Help stop the spread of mystery bird illness
Birding social media channels crackle with concern and dismay.
Most people seem to have heard by now, but for those who somehow missed the sad news: A mystery songbird illness first spotted in April in Washington, D.C., now afflicts thousands of birds in the Southeast, Midwest and Mid-Atlantic region, including virtually all of Pennsylvania.
Witnesses report finding birds lifeless or displaying distressing symptoms — swollen, crusted eyes, lethargy and the inability to fly or walk.
It has been seen in a wide array of birds, including Northern cardinals, Eastern bluebirds, Carolina wrens and chickadees, house finches and sparrows, and red-bellied woodpeckers, but the Pennsylvania Game Commission said the malady appears to be targeting fledgling blue jays, common grackles, European starlings and American robins.
Suspected cases had been reported in all but four of the Pennsylvania’s 67 counties, according to the Game Commission’s July 8 update. Most had been reported in the southeastern corner of the state, the fewest in the northcentral region.
Testing is underway at federal and state agencies. Researchers don’t yet know the cause, but have ruled out a number of bird ailments including salmonella, chlamydia, avian influenza virus and West Nile virus. It also is not the conjunctivitis that has infected house finches in the past.
Some wonder whether a deadly fungus killing Brood X cicadas crossed into the bird population or whether pesticides absorbed by cicadas during their years-long underground stay are poisoning birds who eat the cicadas. We just don’t know yet and so must take whatever action we can to mitigate the harm.

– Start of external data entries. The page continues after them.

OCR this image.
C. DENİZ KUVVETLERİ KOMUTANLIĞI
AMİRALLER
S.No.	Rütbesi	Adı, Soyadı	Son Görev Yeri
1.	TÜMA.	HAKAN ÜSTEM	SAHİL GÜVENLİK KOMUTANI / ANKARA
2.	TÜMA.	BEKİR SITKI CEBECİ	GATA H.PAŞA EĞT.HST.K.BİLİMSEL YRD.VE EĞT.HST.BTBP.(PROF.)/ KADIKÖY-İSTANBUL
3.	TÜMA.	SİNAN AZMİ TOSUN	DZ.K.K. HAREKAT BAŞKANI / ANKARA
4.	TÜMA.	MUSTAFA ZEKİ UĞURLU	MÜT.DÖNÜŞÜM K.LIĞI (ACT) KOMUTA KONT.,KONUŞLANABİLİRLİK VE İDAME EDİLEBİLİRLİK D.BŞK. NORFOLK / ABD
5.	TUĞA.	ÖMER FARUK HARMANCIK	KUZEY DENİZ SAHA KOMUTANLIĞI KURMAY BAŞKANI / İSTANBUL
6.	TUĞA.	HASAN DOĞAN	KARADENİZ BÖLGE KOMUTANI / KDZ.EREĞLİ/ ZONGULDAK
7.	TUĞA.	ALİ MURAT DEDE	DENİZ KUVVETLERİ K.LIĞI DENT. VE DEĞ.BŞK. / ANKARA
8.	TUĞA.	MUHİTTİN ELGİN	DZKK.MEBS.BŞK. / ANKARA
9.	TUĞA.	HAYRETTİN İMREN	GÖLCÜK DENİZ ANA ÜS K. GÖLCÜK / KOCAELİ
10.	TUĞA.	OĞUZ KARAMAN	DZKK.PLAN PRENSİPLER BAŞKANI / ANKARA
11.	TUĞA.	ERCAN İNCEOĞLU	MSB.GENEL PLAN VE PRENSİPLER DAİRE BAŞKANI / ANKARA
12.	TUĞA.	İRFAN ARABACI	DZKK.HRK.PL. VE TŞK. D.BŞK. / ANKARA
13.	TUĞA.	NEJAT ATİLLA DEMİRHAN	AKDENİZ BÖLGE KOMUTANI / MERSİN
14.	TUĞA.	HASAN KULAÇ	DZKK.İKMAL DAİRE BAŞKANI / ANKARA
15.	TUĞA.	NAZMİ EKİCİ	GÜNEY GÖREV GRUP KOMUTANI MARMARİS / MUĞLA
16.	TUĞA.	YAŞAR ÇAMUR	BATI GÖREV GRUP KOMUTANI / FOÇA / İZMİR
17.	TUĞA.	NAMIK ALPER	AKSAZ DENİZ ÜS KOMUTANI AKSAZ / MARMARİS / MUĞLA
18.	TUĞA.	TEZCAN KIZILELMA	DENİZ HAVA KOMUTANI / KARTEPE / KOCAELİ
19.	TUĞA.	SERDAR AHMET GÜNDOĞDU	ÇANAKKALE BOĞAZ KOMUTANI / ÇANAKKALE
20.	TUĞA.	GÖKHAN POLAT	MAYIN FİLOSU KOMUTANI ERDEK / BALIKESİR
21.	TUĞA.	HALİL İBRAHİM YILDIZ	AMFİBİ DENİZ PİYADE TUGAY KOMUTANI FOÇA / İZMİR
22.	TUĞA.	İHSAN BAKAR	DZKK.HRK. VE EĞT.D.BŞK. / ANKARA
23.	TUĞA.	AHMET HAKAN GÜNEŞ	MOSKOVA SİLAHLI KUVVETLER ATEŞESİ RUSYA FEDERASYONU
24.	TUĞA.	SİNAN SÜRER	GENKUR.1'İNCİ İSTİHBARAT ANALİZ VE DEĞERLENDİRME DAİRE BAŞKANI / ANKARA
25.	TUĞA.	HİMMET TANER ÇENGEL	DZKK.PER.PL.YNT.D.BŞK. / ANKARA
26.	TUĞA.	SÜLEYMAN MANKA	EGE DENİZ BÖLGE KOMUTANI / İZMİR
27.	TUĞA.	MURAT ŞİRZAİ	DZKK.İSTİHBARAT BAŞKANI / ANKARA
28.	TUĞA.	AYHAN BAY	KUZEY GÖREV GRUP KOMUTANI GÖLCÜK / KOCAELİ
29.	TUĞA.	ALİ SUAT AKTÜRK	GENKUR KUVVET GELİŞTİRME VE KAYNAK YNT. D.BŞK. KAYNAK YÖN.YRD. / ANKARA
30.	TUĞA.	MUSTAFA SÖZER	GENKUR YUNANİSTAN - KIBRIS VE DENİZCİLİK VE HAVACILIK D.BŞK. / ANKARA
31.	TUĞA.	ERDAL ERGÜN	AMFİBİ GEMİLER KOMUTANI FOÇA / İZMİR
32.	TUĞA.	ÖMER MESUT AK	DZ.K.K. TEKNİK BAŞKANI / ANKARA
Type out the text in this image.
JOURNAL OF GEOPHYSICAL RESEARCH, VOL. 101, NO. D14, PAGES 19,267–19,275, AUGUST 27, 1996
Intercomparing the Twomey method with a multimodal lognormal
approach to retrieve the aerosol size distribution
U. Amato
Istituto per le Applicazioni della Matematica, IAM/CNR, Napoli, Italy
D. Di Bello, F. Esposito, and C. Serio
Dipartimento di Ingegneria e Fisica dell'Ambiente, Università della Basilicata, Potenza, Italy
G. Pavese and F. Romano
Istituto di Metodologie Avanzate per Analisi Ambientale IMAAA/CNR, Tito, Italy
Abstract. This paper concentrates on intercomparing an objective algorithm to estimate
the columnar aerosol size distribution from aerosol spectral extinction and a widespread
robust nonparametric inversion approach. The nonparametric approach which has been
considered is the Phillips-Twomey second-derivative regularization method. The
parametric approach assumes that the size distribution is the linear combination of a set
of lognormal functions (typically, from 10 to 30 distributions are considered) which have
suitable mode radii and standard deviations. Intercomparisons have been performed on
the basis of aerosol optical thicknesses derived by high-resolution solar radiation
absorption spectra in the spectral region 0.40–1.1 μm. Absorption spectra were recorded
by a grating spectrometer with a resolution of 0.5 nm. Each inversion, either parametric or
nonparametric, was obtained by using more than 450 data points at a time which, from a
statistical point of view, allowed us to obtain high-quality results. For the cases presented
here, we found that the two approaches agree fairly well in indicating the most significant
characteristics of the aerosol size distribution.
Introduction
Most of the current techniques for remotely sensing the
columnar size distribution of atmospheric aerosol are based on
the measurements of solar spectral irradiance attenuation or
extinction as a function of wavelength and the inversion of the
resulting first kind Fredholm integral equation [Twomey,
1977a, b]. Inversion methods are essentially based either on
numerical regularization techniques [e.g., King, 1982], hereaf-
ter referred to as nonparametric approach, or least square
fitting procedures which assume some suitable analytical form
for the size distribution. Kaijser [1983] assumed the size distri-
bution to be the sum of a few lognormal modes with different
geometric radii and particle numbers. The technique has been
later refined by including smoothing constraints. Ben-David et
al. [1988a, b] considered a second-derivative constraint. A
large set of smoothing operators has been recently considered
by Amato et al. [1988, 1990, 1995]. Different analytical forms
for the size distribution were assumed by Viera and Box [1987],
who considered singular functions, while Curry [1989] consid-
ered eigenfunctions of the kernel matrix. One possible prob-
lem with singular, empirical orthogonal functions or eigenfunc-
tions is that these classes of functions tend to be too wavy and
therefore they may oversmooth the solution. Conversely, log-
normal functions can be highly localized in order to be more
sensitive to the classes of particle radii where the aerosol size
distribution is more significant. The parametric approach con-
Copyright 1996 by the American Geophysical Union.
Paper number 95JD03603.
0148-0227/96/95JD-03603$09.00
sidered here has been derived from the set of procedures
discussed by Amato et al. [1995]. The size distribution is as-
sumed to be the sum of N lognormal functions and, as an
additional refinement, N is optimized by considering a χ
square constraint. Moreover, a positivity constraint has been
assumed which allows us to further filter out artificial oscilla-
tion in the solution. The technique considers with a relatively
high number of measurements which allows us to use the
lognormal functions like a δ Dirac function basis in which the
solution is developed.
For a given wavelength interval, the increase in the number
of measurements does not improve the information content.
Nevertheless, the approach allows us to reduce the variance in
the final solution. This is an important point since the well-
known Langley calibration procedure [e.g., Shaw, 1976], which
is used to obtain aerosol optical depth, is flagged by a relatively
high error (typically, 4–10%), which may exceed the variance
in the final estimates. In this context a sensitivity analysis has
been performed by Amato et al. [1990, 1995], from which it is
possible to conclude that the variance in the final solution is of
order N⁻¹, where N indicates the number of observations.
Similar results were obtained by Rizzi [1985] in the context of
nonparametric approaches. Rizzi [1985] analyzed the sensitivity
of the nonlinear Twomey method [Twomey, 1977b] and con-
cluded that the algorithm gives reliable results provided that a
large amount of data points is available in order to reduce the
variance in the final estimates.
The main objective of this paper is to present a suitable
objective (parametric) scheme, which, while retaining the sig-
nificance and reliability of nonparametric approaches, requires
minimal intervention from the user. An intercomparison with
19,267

The most common question songbird lovers ask is what they can do to help. That answer at least is clear: If you have not already, take down any feeders and birdbaths, the Game Commission and experts advise. Songbirds congregate at the feeders and water sources we provide. If a disease is causing their deaths, removing the feeders could help slow its spread from bird to bird. This strategy in the past helped reduce the incidents of the house finch eye disease, for example.
Experts also recommend Pennsylvanians scrub their idled bird feeder tubes, hoppers, trays and more with a 10% bleach solution before storing them away to ensure that if there is a contagion on them, it will be eliminated.
Since we don’t know what the illness is yet, it is best not to let pets come into contact with a dead or infected bird. And if you find a diseased bird or carcass, handle it with gloves. The Game Commission asks that suspected cases be reported online to the Wildlife Futures Program at the University of Pennsylvania’s School of Veterinary Medicine at https://bit.ly/36QalYb.
This situation is a cruel blow to the birds, which already contend with habitat loss, pollution and predation, especially by feral and outdoor house cats. And it is tough on the many people who delight in the company of birds: their songs, their antics, their plumage and the epic, extraordinary migrations that bring them to roost in our backyards. What is not to like?
But in this relationship, especially in summer, it is important to remember we need them more than they need us. There is ample food this time of year to sustain them beyond our stocks of black oil sunflower, safflower and nyjer seeds, mealworms and nutty suet cakes.
We credit the Game Commission and researchers for their swift response to this alarming outbreak and hope answers are forthcoming soon.
In the meantime, rather than mourn, bird fans might eye this as an opportunity for positive action. Cultivate more native plants for birds to dine on or keep birding organizations and wildlife rescue operations top of mind for support. They are instrumental in this fight, too.
And remember, we always have the option to view birds on their own terms – not from our windows or back decks, but in their environs. Download an app or grab a guidebook, sling a pair of binoculars around your neck and take a stroll. You might be encouraged and delighted by what you find.